Aelia mantenía la mirada fija en un punto invisible frente a ella. Alessia respiraba de forma lenta, profunda. Catalina, en cambio, apretó las manos con más fuerza sobre su túnica. No por culpa. Por un reflejo involuntario de defensa.

Occia tomó la vitta de Chiara y la elevó apenas unos centímetros, como si mostrara la prueba de un delito.

—Veintiún años han pasado desde la última vez.

Ahí estaba.

La grieta en el aire. Un segundo de tensión que no se podía ignorar.

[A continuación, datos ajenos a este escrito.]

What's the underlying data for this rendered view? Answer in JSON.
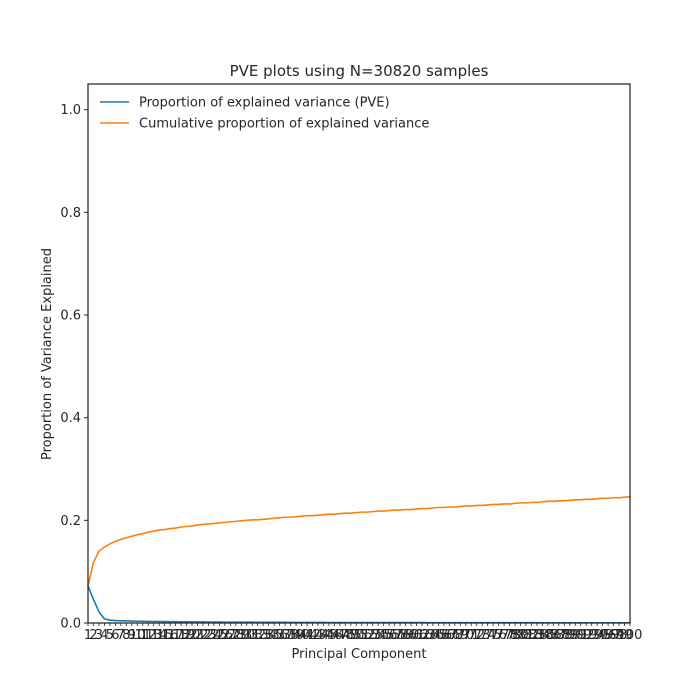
{
  "chart_data": {
    "type": "line",
    "title": "PVE plots using N=30820 samples",
    "xlabel": "Principal Component",
    "ylabel": "Proportion of Variance Explained",
    "xlim": [
      1,
      100
    ],
    "ylim": [
      0,
      1.05
    ],
    "y_ticks": [
      0.0,
      0.2,
      0.4,
      0.6,
      0.8,
      1.0
    ],
    "y_tick_labels": [
      "0.0",
      "0.2",
      "0.4",
      "0.6",
      "0.8",
      "1.0"
    ],
    "x_tick_labels": [
      "1",
      "2",
      "3",
      "4",
      "5",
      "6",
      "7",
      "8",
      "9",
      "10",
      "11",
      "12",
      "13",
      "14",
      "15",
      "16",
      "17",
      "18",
      "19",
      "20",
      "21",
      "22",
      "23",
      "24",
      "25",
      "26",
      "27",
      "28",
      "29",
      "30",
      "31",
      "32",
      "33",
      "34",
      "35",
      "36",
      "37",
      "38",
      "39",
      "40",
      "41",
      "42",
      "43",
      "44",
      "45",
      "46",
      "47",
      "48",
      "49",
      "50",
      "51",
      "52",
      "53",
      "54",
      "55",
      "56",
      "57",
      "58",
      "59",
      "60",
      "61",
      "62",
      "63",
      "64",
      "65",
      "66",
      "67",
      "68",
      "69",
      "70",
      "71",
      "72",
      "73",
      "74",
      "75",
      "76",
      "77",
      "78",
      "79",
      "80",
      "81",
      "82",
      "83",
      "84",
      "85",
      "86",
      "87",
      "88",
      "89",
      "90",
      "91",
      "92",
      "93",
      "94",
      "95",
      "96",
      "97",
      "98",
      "99",
      "100"
    ],
    "grid": false,
    "legend_position": "top-left",
    "series": [
      {
        "name": "Proportion of explained variance (PVE)",
        "color": "#1f77b4",
        "values": [
          0.072,
          0.046,
          0.022,
          0.008,
          0.0055,
          0.0048,
          0.0043,
          0.004,
          0.0037,
          0.0034,
          0.0032,
          0.003,
          0.0029,
          0.0028,
          0.0027,
          0.0026,
          0.0025,
          0.0024,
          0.0023,
          0.0022,
          0.0021,
          0.002,
          0.0019,
          0.0019,
          0.0018,
          0.0017,
          0.0017,
          0.0016,
          0.0016,
          0.0015,
          0.0015,
          0.0014,
          0.0014,
          0.0014,
          0.0013,
          0.0013,
          0.0013,
          0.0012,
          0.0012,
          0.0012,
          0.0011,
          0.0011,
          0.0011,
          0.0011,
          0.001,
          0.001,
          0.001,
          0.001,
          0.001,
          0.0009,
          0.0009,
          0.0009,
          0.0009,
          0.0009,
          0.0009,
          0.0008,
          0.0008,
          0.0008,
          0.0008,
          0.0008,
          0.0008,
          0.0008,
          0.0007,
          0.0007,
          0.0007,
          0.0007,
          0.0007,
          0.0007,
          0.0007,
          0.0007,
          0.0007,
          0.0006,
          0.0006,
          0.0006,
          0.0006,
          0.0006,
          0.0006,
          0.0006,
          0.0006,
          0.0006,
          0.0006,
          0.0006,
          0.0006,
          0.0005,
          0.0005,
          0.0005,
          0.0005,
          0.0005,
          0.0005,
          0.0005,
          0.0005,
          0.0005,
          0.0005,
          0.0005,
          0.0005,
          0.0005,
          0.0005,
          0.0005,
          0.0005,
          0.0005
        ]
      },
      {
        "name": "Cumulative proportion of explained variance",
        "color": "#ff7f0e",
        "values": [
          0.072,
          0.118,
          0.14,
          0.148,
          0.154,
          0.159,
          0.163,
          0.166,
          0.169,
          0.172,
          0.174,
          0.177,
          0.179,
          0.181,
          0.182,
          0.184,
          0.185,
          0.187,
          0.188,
          0.189,
          0.191,
          0.192,
          0.193,
          0.194,
          0.195,
          0.196,
          0.197,
          0.198,
          0.199,
          0.2,
          0.201,
          0.201,
          0.202,
          0.203,
          0.204,
          0.205,
          0.206,
          0.206,
          0.207,
          0.208,
          0.209,
          0.209,
          0.21,
          0.211,
          0.212,
          0.212,
          0.213,
          0.214,
          0.214,
          0.215,
          0.216,
          0.216,
          0.217,
          0.218,
          0.218,
          0.219,
          0.22,
          0.22,
          0.221,
          0.221,
          0.222,
          0.223,
          0.223,
          0.224,
          0.225,
          0.225,
          0.226,
          0.226,
          0.227,
          0.228,
          0.228,
          0.229,
          0.229,
          0.23,
          0.231,
          0.231,
          0.232,
          0.232,
          0.233,
          0.234,
          0.234,
          0.235,
          0.235,
          0.236,
          0.237,
          0.237,
          0.238,
          0.238,
          0.239,
          0.24,
          0.24,
          0.241,
          0.241,
          0.242,
          0.243,
          0.243,
          0.244,
          0.244,
          0.245,
          0.246
        ]
      }
    ]
  }
}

Catalina sintió cómo sus músculos se tensaban. El aire se hizo más denso, más difícil de tragar. No necesitaba que Occia dijera el nombre. No hacía falta. Todas lo recordaban. Todas sabían. Esa otra caída. Aquella que había cambiado el rumbo de su vida.

Isabella.

La mujer que no fue nombrada, pero que flotaba en el estudio como una presencia latente.

Alessia cerró los ojos apenas un segundo. Aelia se mantuvo inmutable, aunque su rostro parecía una máscara que ocultaba demasiado. Catalina bajó la cabeza. No por sumisión, sino porque el peso de aquella memoria caía como plomo sobre su nuca.